I'm trying to understand the issue here. My impression is that nobody would have any problems with teachers going and getting whatever is the best material, especially with more and more material being available. I don't think anybody has any objections to teachers going and getting the best material for teaching purposes.
My sense is that the issue here ultimately is about money. That's my impression. I don't think there's any law that prevents anybody from going and getting any material they want. At the moment, they may have to pay for it, but nobody is saying you can't have it. Copyright doesn't say you can't have it. Copyright says you can have it if you pay for it.
Am I understanding the issue here? Is it ultimately an issue related to money? On the one hand, there are those who feel they're not being paid, but on the other hand, there is a strained school board system. Is that how you see it?
:
For clarity, they're not in a position to decide whether or not to pay: they must pay. It's the law. That's the way it exists right now.
I've heard the question of clarity brought up several times in the past hour. Ms. Donnelly was asked a hypothetical question a little earlier. I'm paraphrasing here, so correct me if I'm wrong, but she was asked to give a definition of fair use in the sense that could she foresee, with the amendments, if they went through, there would be rampant photocopying of entire works?
With all due respect to Ms. Donnelly, she's not in a position to answer that question. And that's the problem with fair dealing, that it's not spelled out. We would have to go before the courts to get a clear definition of that.
:
Not necessarily. I mean, there will always have to be fees paid, but what fair dealing opens the door for is a definition, where there isn't right now, of what is fair use.
How much photocopying are we talking about? There are very clear regulations as it stands now. Without any definitive definition of fair use, again, we are put into a position where we would have to go to the courts to decide or at least support our belief that there was too much being photocopied.
I want to make it clear here that this is not a fight between educators and writers. The school system is very important for writers. When we are invited—and we're very proud to be invited—into schools, this is a point of entry for us into nurturing young minds and future readers. I reiterate that we just want to be able to be compensated for the use of our intellectual property. If people want to use it, and believe in it, it's worth paying for.
:
Good afternoon to our witnesses.
I have several questions. Mr. Brown, I imagine that the people who are listening to us or watching us on television do not fully understand what we're talking about. Earlier you said that you have written five books and published literary magazines. Those publications have brought in more than a quarter of a million dollars. That is correct, that is what you stated. This has benefited advertisers, drafters, photographers, local bookstores, but as an author, as an artist—because you are an artist, you are an author, you are the one who wrote the book, you are the one who created it—as a creator, how much of this would you receive, perhaps not in actual dollars but in terms of the percentage of that quarter of a million dollars? Is it proportional to your cultural contribution? At the end of the line, does your copyright fee provide you with a certain amount of money? In terms of the percentage, is it worth your while?
:
Absolutely it's worth it. Writers want to be read. That's why we do what we do.
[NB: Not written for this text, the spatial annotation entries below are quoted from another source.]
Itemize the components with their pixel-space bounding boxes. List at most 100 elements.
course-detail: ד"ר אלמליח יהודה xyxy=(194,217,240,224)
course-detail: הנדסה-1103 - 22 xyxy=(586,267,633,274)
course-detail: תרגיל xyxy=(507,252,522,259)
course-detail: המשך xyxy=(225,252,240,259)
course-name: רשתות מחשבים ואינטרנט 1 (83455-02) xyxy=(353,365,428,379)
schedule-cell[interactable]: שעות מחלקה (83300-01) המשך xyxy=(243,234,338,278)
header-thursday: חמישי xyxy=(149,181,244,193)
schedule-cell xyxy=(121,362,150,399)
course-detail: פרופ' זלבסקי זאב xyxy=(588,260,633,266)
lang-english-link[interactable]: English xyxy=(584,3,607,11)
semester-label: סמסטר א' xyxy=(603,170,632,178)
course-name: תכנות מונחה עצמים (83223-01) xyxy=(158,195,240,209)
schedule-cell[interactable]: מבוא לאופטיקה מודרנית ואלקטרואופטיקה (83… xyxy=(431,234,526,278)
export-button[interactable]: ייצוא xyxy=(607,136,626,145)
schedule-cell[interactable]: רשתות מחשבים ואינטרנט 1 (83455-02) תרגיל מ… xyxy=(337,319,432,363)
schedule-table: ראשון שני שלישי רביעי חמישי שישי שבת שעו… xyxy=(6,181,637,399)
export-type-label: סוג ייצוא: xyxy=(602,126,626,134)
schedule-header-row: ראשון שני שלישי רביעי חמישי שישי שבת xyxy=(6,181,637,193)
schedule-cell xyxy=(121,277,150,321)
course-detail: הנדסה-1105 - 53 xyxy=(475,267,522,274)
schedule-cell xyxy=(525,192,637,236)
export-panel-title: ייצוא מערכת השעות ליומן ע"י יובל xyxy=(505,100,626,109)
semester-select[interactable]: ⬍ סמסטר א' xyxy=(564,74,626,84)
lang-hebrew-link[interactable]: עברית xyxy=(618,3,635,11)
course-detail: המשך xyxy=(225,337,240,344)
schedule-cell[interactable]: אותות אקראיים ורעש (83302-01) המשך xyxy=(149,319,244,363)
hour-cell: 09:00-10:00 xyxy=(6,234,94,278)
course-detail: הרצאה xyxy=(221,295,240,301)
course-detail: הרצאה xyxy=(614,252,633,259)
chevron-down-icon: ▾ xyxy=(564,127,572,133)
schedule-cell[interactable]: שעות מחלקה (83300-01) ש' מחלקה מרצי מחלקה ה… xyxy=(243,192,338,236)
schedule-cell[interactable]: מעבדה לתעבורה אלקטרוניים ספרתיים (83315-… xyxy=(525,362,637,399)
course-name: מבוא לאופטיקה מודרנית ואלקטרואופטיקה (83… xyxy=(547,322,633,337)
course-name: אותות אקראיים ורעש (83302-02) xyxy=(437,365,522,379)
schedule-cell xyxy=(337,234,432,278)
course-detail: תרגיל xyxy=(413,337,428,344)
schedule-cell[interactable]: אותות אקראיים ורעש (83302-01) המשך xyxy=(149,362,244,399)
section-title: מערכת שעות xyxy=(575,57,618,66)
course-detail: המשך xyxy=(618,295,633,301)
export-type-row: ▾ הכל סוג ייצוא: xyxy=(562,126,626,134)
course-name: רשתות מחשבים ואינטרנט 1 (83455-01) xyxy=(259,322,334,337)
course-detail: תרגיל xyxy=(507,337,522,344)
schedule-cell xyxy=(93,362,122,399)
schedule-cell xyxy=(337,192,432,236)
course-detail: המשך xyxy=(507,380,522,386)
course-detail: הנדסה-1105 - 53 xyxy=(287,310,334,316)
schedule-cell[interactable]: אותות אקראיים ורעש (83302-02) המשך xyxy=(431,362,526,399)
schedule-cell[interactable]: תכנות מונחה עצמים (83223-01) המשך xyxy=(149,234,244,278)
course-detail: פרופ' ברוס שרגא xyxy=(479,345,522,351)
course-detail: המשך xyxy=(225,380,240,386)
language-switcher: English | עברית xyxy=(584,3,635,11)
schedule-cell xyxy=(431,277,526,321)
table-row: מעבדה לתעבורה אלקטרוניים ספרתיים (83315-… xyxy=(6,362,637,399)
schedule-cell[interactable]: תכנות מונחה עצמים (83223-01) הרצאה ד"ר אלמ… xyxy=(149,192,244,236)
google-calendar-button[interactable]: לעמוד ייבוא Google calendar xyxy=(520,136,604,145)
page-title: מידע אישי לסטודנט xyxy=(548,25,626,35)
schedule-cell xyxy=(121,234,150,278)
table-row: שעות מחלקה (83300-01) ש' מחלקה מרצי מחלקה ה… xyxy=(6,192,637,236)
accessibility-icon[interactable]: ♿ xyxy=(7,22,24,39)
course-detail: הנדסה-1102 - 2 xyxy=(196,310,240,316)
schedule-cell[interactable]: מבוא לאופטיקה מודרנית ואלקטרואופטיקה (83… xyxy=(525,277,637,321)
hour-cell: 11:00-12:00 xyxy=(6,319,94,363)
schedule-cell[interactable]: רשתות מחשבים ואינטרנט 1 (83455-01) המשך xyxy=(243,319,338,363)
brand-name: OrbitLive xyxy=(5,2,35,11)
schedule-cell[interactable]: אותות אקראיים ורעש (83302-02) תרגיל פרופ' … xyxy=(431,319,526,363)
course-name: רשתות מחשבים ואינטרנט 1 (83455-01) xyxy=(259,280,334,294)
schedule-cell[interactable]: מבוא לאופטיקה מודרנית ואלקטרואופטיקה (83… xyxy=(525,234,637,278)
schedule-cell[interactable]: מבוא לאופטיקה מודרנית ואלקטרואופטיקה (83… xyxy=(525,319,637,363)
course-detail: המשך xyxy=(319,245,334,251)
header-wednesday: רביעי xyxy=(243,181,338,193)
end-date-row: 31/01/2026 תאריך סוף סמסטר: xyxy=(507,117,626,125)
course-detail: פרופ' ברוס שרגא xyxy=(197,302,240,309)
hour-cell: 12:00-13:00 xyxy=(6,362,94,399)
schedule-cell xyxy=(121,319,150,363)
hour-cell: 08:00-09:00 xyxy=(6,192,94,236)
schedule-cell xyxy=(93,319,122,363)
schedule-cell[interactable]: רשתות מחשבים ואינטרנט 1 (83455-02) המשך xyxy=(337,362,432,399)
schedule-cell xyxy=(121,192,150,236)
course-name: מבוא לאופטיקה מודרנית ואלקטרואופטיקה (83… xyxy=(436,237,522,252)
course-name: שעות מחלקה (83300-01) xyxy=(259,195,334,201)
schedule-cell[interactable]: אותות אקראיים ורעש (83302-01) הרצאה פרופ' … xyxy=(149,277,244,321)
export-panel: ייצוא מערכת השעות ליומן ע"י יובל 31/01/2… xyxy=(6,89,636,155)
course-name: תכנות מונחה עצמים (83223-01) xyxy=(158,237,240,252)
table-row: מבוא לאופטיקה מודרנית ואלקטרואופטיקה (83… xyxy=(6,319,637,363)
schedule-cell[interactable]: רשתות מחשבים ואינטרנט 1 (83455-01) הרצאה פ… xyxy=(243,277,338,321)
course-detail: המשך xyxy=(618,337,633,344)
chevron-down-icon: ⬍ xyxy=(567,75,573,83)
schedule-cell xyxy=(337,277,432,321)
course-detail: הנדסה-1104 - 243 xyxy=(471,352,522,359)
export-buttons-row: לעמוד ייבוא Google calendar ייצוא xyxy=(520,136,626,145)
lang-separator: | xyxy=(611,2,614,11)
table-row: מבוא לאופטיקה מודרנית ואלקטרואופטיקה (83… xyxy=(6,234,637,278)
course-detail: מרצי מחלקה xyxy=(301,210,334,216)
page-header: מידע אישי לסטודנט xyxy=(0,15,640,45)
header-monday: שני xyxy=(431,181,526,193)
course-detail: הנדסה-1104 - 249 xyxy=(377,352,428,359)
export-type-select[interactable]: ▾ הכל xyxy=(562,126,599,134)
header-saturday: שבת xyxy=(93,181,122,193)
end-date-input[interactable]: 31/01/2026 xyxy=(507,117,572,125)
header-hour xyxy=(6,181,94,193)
But to answer your question, regarding the books, generally speaking I would get 8% to 10%, depending on the publisher. The rest of that income, or the income generated from that book, would benefit other people in my industry.
Regarding the magazine, that was a work of love. I never took a salary for that. I was very proud that I was able to pay writers and photographers and bring their work to a larger audience.
It is generally known that for every $1 invested in culture in Canada, there is a $3 return. I would argue that it's even more in smaller communities in Canada. We do make tremendous contributions to the economy, to the local tax base. If you take us out, there's a lot to be lost.